Precomputing and reusing subset logits¶
The example below loads the published mnist_linear_datamodeling benchmark via load_pretrained, then populates the subset-logits and explanations caches before calling evaluate. The same subset_logits_dir can be passed to every evaluate(...) call regardless of explainer; the same explanations cache_dir + use_cached_expl=True can be reused whenever the explainer / expl_kwargs / eval-subsample match.
lds_config = "mnist_linear_datamodeling_unit"
lds_bench = LinearDatamodeling.load_pretrained(
bench_id=lds_config,
cache_dir=lds_cache,
device=device,
)
expl_kwargs = {
"model_id": "mnist_lds_tutorial",
"layers": "fc_2",
"cache_dir": os.path.join(cache_dir, "lds_captum_similarity"),
}
expl_cache_dir = os.path.join(cache_dir, "lds_explanations")
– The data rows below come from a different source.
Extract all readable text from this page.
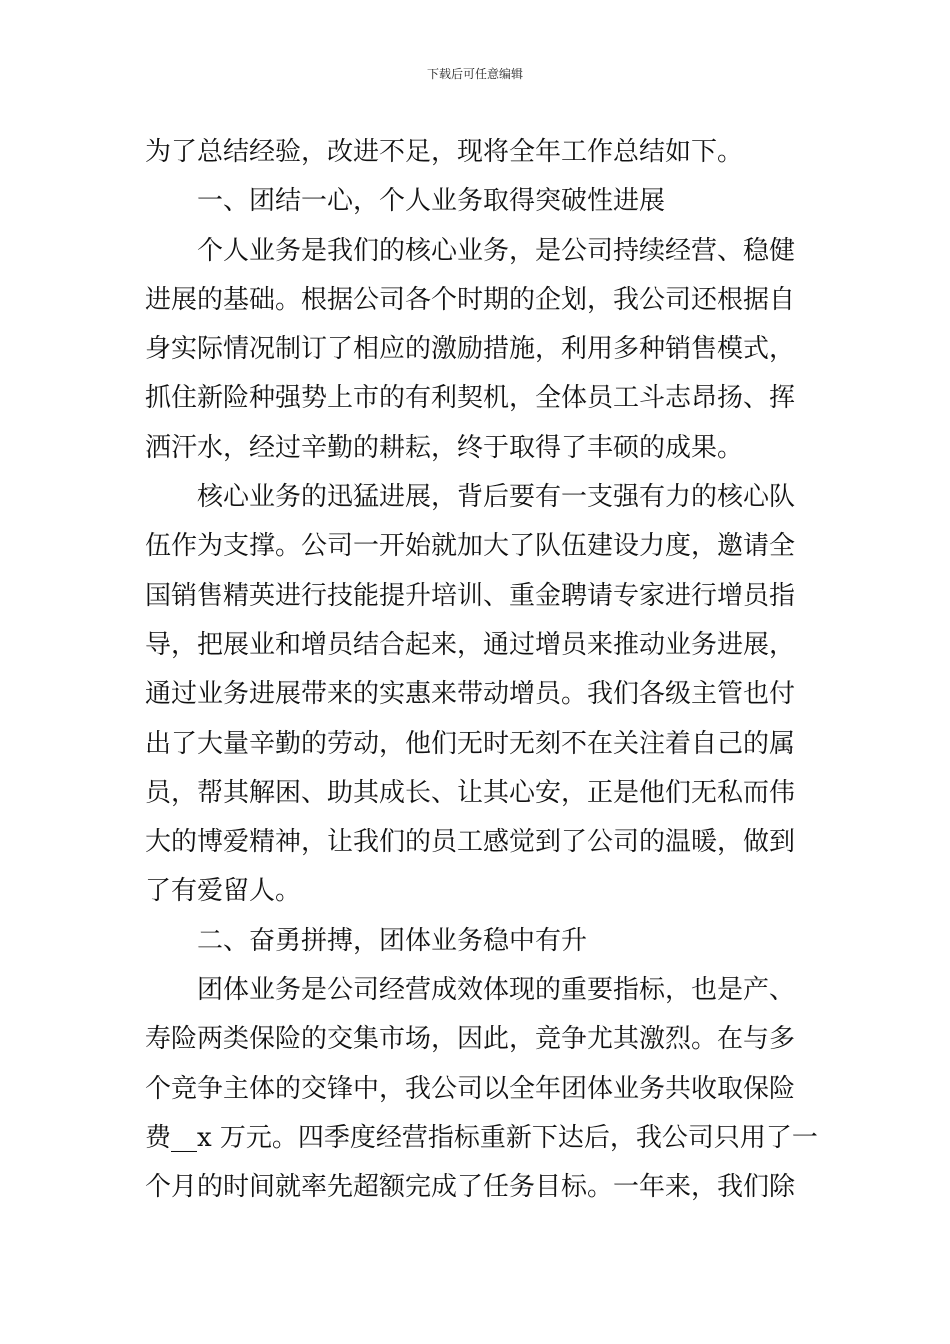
下载后可任意编辑
为了总结经验，改进不足，现将全年工作总结如下。
一、团结一心，个人业务取得突破性进展
个人业务是我们的核心业务，是公司持续经营、稳健
进展的基础。根据公司各个时期的企划，我公司还根据自
身实际情况制订了相应的激励措施，利用多种销售模式，
抓住新险种强势上市的有利契机，全体员工斗志昂扬、挥
洒汗水，经过辛勤的耕耘，终于取得了丰硕的成果。
核心业务的迅猛进展，背后要有一支强有力的核心队
伍作为支撑。公司一开始就加大了队伍建设力度，邀请全
国销售精英进行技能提升培训、重金聘请专家进行增员指
导，把展业和增员结合起来，通过增员来推动业务进展，
通过业务进展带来的实惠来带动增员。我们各级主管也付
出了大量辛勤的劳动，他们无时无刻不在关注着自己的属
员，帮其解困、助其成长、让其心安，正是他们无私而伟
大的博爱精神，让我们的员工感觉到了公司的温暖，做到
了有爱留人。
二、奋勇拼搏，团体业务稳中有升
团体业务是公司经营成效体现的重要指标，也是产、
寿险两类保险的交集市场，因此，竞争尤其激烈。在与多
个竞争主体的交锋中，我公司以全年团体业务共收取保险
费__x 万元。四季度经营指标重新下达后，我公司只用了一
个月的时间就率先超额完成了任务目标。一年来，我们除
LinearDatamodeling.explain(
config=lds_config,
explainer_cls=CaptumSimilarity,
expl_kwargs=expl_kwargs,
cache_dir=expl_cache_dir,
device=device,
batch_size=8,
)
subset_logits_dir = LinearDatamodeling.cache_subset_logits(
config=lds_config,
cache_dir=os.path.join(cache_dir, "lds_subset_logits"),
device=device,
batch_size=8,
)
lds_results = lds_bench.evaluate(
explainer_cls=CaptumSimilarity,
expl_kwargs=expl_kwargs,
cache_dir=expl_cache_dir,
use_cached_expl=True,
subset_logits_dir=subset_logits_dir,
batch_size=8,
)
print(f"Linear Datamodeling Score: {lds_results['score']}")
Likewise, call explain once per explainer and reuse the returned cache directory across re-evaluations or across sibling benchmarks that share the same model + train/eval datasets via a common explanations_group in the YAML.
All of the classmethods on this page (load_pretrained, train, train_subset, explain, cache_subset_logits, cache_subset_logits_per_idx) accept bench_id / config either as a registered string (e.g. "mnist_linear_datamodeling"), a path to a benchmark YAML, or a config dict.